Opinion

IF GREEN FAILS … . . . THE VICTORY BELONGS TO THE RACE-BAITERS

IT’S delicious to contemplate the meaning of a Mark Green defeat in today’s mayoral election. The repudiation it would represent of every aspect of his career is a little like a dream come true for sensible New Yorkers who have watched his career with alternating suspicion and disgust.

Green cut his political teeth managing the 1976 senatorial campaign of Ramsey Clark, the most awful serious candidate for major political office in my lifetime. (Clark actually sided with Iran in the taking of the American hostages in 1979.) Green’s knee-jerk hostility to capitalism expressed itself in years of self-described “consumer advocacy” in Washington – which was simply another way of advocating untrammeled socialism.

Take this record of pronounced leftism, add to it a Clintonite hunger for attention, mix in an addiction to press conferences so out-of-control that a 12-step program would be the only solution – and there you have Mark Green.

“Cassius hath a lean and hungry look,” says one mistrustful conspirator of another in Shakespeare’s “Julius Caesar,” the greatest of all political plays. The sleek and polished Mark Green, who loves the camera so much he literally licks his lips whenever he comes into focus, is the Cassius of New York.

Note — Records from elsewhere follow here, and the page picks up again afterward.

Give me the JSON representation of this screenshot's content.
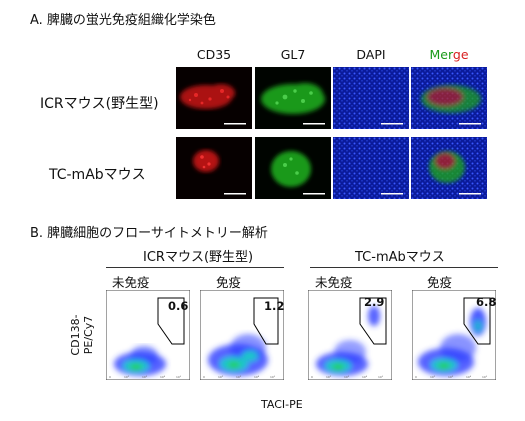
{
  "section_a": {
    "title": "A. 脾臓の蛍光免疫組織化学染色",
    "columns": [
      "CD35",
      "GL7",
      "DAPI"
    ],
    "merge_label": {
      "green": "Mer",
      "red": "ge"
    },
    "rows": [
      {
        "label": "ICRマウス(野生型)"
      },
      {
        "label": "TC-mAbマウス"
      }
    ]
  },
  "section_b": {
    "title": "B. 脾臓細胞のフローサイトメトリー解析",
    "groups": [
      {
        "label": "ICRマウス(野生型)",
        "subs": [
          "未免疫",
          "免疫"
        ]
      },
      {
        "label": "TC-mAbマウス",
        "subs": [
          "未免疫",
          "免疫"
        ]
      }
    ],
    "gate_percentages": [
      "0.6",
      "1.2",
      "2.9",
      "6.8"
    ],
    "y_axis_label": [
      "CD138-",
      "PE/Cy7"
    ],
    "x_axis_label": "TACI-PE"
  },
  "colors": {
    "cd35": "#c81414",
    "gl7": "#1fa21f",
    "dapi": "#1733c8",
    "flow_low": "#2a3cff",
    "flow_mid": "#1bc8c8",
    "flow_high": "#26d026"
  }
}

It’s nice to see him struggle and sweat.

If he wins today, it will be by the skin of his teeth. A Green victory will be due almost entirely to the natural advantages any Democrat possesses in New York City (mainly a 5-to-1 superiority over the GOP among registered voters) and with Green’s own betrayal of his leftist past by the way he unashamedly stood on the shoulders of crime-buster Bill Bratton.

And yet – alas, alas that I even find myself writing these words – Mark Green would be a better mayor for New York City than Michael Bloomberg.

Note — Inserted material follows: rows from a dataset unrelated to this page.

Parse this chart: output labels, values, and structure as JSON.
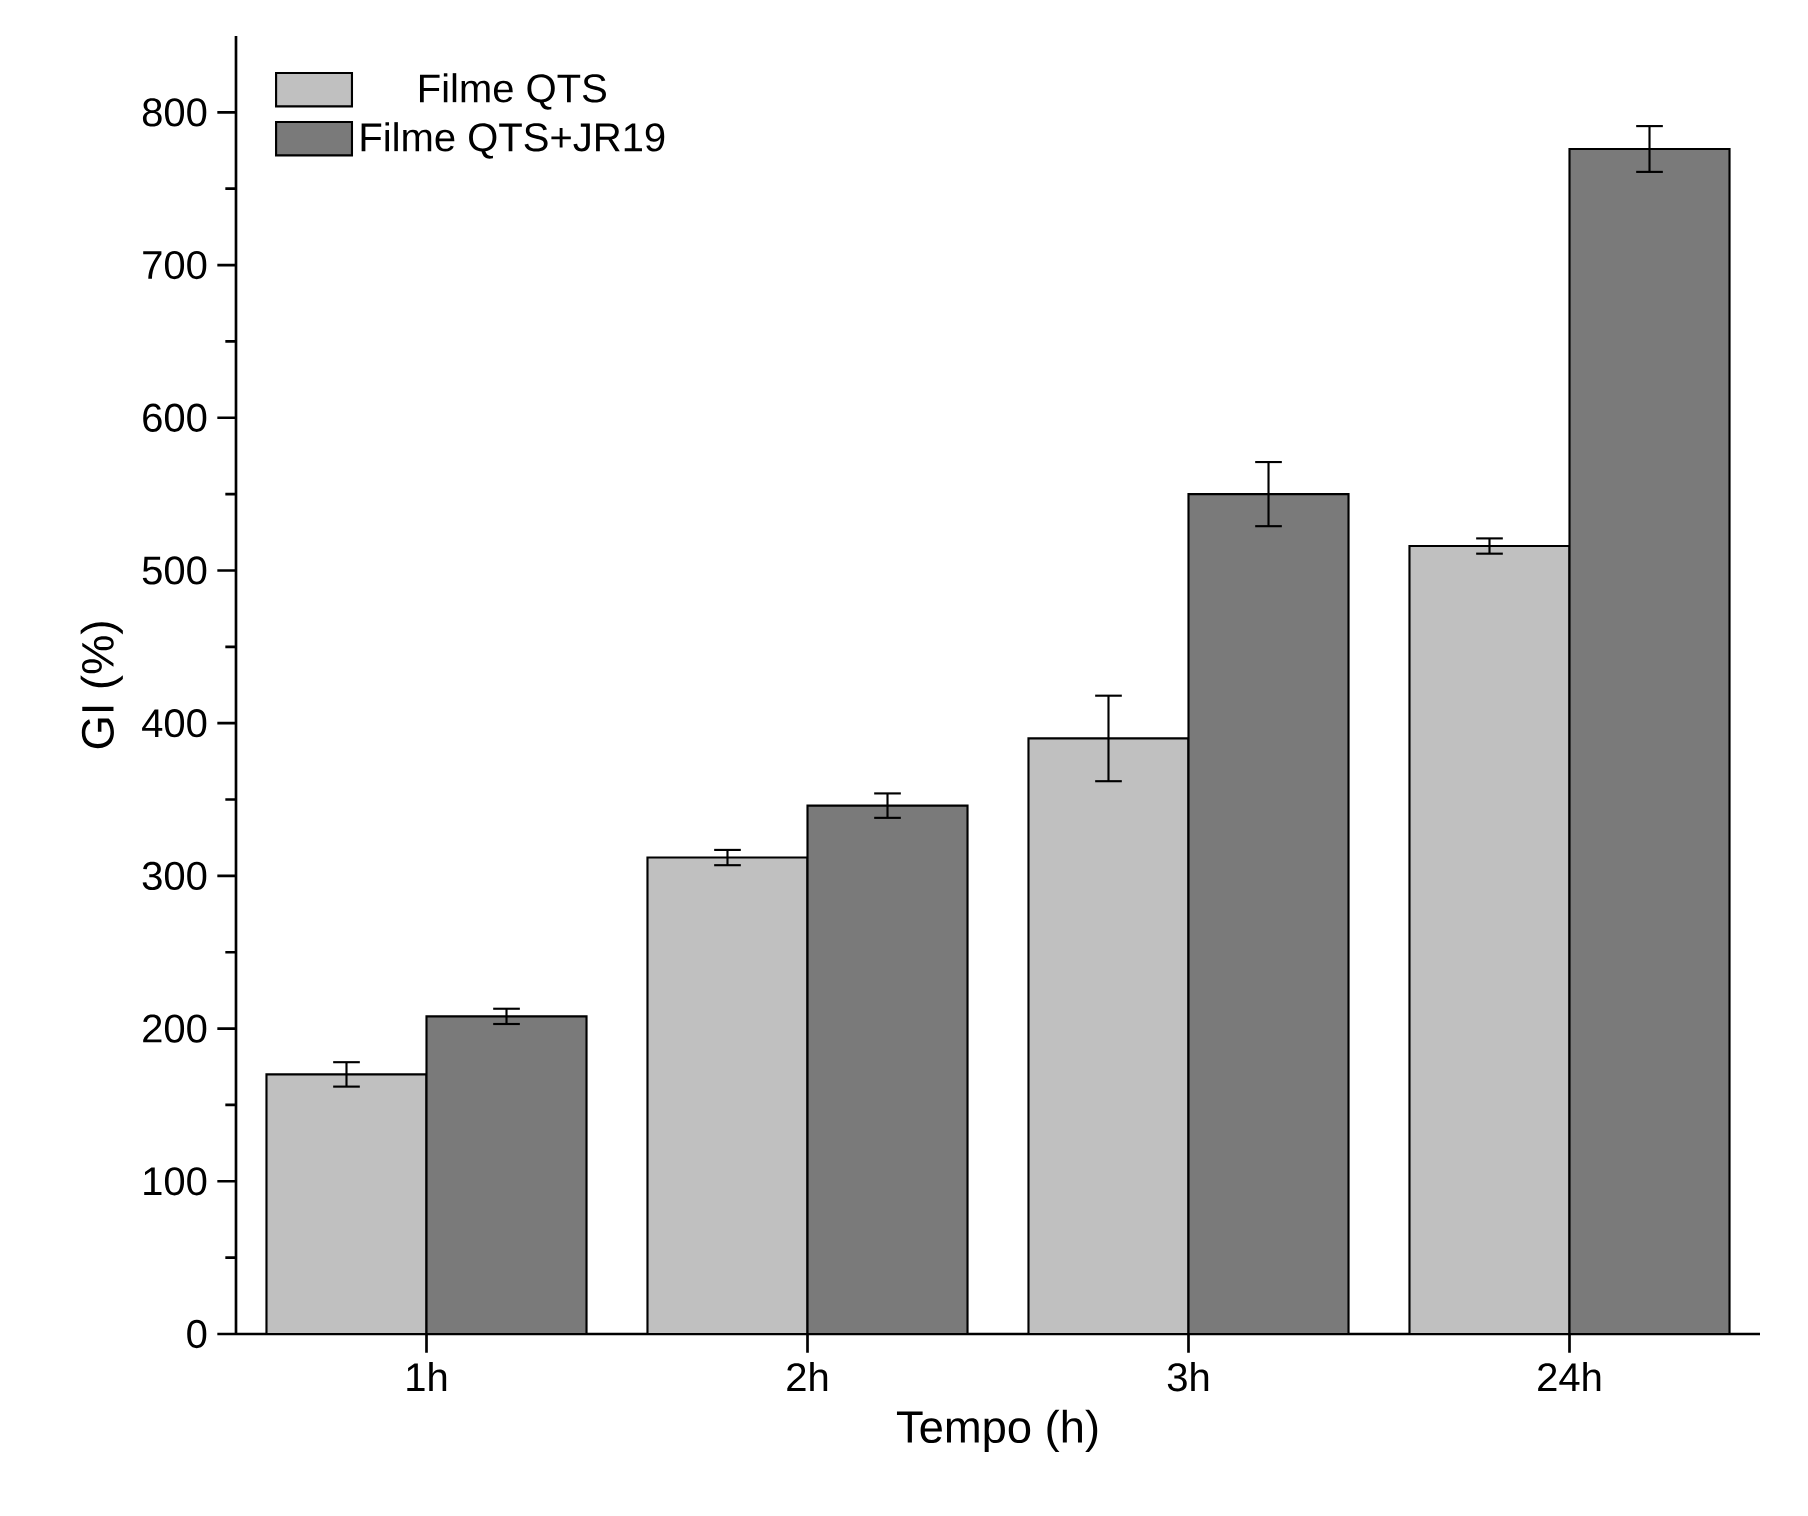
{
  "chart_data": {
    "type": "bar",
    "xlabel": "Tempo (h)",
    "ylabel": "GI (%)",
    "categories": [
      "1h",
      "2h",
      "3h",
      "24h"
    ],
    "series": [
      {
        "name": "Filme QTS",
        "color": "#c0c0c0",
        "values": [
          170,
          312,
          390,
          516
        ],
        "errors": [
          8,
          5,
          28,
          5
        ]
      },
      {
        "name": "Filme QTS+JR19",
        "color": "#7a7a7a",
        "values": [
          208,
          346,
          550,
          776
        ],
        "errors": [
          5,
          8,
          21,
          15
        ]
      }
    ],
    "ylim": [
      0,
      850
    ],
    "yticks": [
      0,
      {
        "value": 50,
        "label": null
      },
      100,
      {
        "value": 150,
        "label": null
      },
      200,
      {
        "value": 250,
        "label": null
      },
      300,
      {
        "value": 350,
        "label": null
      },
      400,
      {
        "value": 450,
        "label": null
      },
      500,
      {
        "value": 550,
        "label": null
      },
      600,
      {
        "value": 650,
        "label": null
      },
      700,
      {
        "value": 750,
        "label": null
      },
      800
    ],
    "grid": false,
    "legend": "top left"
  }
}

That’s in part for substantive reasons: Green’s views on rebuilding the city after Sept. 11 are far more thorough, honest and realistic than Bloomberg’s confused pseudo-plan. It’s in part due to the simple fact that Green has worked in government, and at a time of crisis it would be useful to have a mayor who knows how city agencies work.

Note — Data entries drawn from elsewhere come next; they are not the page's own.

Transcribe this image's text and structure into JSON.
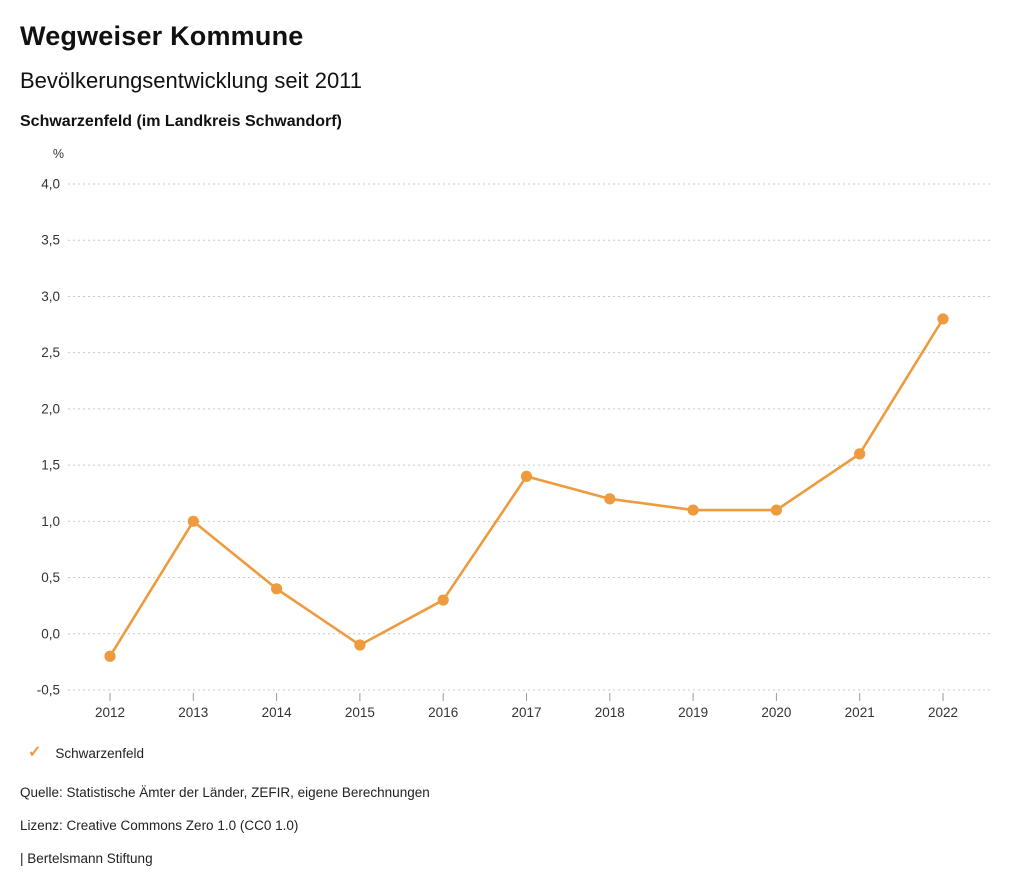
{
  "header": {
    "title": "Wegweiser Kommune",
    "subtitle": "Bevölkerungsentwicklung seit 2011",
    "location": "Schwarzenfeld (im Landkreis Schwandorf)"
  },
  "chart_data": {
    "type": "line",
    "title": "Bevölkerungsentwicklung seit 2011",
    "unit_label": "%",
    "categories": [
      "2012",
      "2013",
      "2014",
      "2015",
      "2016",
      "2017",
      "2018",
      "2019",
      "2020",
      "2021",
      "2022"
    ],
    "series": [
      {
        "name": "Schwarzenfeld",
        "values": [
          -0.2,
          1.0,
          0.4,
          -0.1,
          0.3,
          1.4,
          1.2,
          1.1,
          1.1,
          1.6,
          2.8
        ]
      }
    ],
    "ylim": [
      -0.5,
      4.0
    ],
    "ytick_step": 0.5,
    "decimal_separator": ",",
    "grid": "horizontal-dashed",
    "legend_position": "bottom-left",
    "colors": {
      "line": "#EE9B3F",
      "grid": "#c9c9c9",
      "tick": "#9a9a9a",
      "axis_text": "#333333"
    }
  },
  "legend": {
    "marker_glyph": "✓",
    "items": [
      {
        "label": "Schwarzenfeld",
        "color": "#EE9B3F"
      }
    ]
  },
  "footer": {
    "source": "Quelle: Statistische Ämter der Länder, ZEFIR, eigene Berechnungen",
    "license": "Lizenz: Creative Commons Zero 1.0 (CC0 1.0)",
    "attribution": "| Bertelsmann Stiftung"
  }
}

That’s especially true given the nightmarish chaos that will be caused by the wholesale replacement of dozens of elected officials due to New York’s horribly ill-conceived term-limits law.

Some of those who have moved into Bloomberg’s camp have come to believe that his victory will be a third term for Rudy Giuliani. Bloomberg has said he would try to keep on many of Rudy’s lieutenants, and there’s hope that the mayor would be appointed to run the new authority overseeing the rebuilding of lower Manhattan.

But Bloomberg will not have spent $50 million to become mayor so that he can be bossed around by Giuliani – nor will Giuliani be content to work for Michael Bloomberg. The way these things go, we’ll be lucky if the two of them are talking by next Christmas.

Here’s the most sobering thing to think about: A Green defeat will be seen as a victory for Al Sharpton, Freddy Ferrer and the politics of racial division in New York City.

The pundits and political scientists will say that Green lost because he had angered black and Latino voters who chose to stay home on election day.

For a week after the mid-October runoff, the leaders of the so-called “Black-Latino” coalition that came close to winning the Democratic nomination for Freddy Ferrer demonized Green for phone calls his campaign didn’t make and fliers his campaign didn’t hand out.

The anger against Green has been stirred up and manufactured by rabble-rousers – Sharpton and Bronx Democratic boss Roberto Ramirez particularly – who clearly would prefer to see Green lose because it will make them look more powerful.

That explains the endorsement of Bloomberg by the New York Amsterdam News, which used blatantly anti-Semitic language to denounce Green and his “Jewish mafia from Borough Park.”

The Amsterdam News endorsement points up the most bizarre aspect of this most bizarre race. Bloomberg knows full well that the Sharpton-Ramirez flirtation with him in October caused the Green juggernaut to be brought to a full stop. He may imagine that he can work with them.

By contrast, Green now has every reason to view Sharpton and Co. with the kind of loathing that they deserve – and that any New York mayor must have if he is to succeed. Maybe he’ll show us he deserved that Bratton endorsement after all, and that Bratton wasn’t just acting out of spite toward Rudy when he went with Green.

Of course, Green has to win first. Personally, I’d enjoy his loss tonight far more than his victory. But I don’t think that would be best for New York City.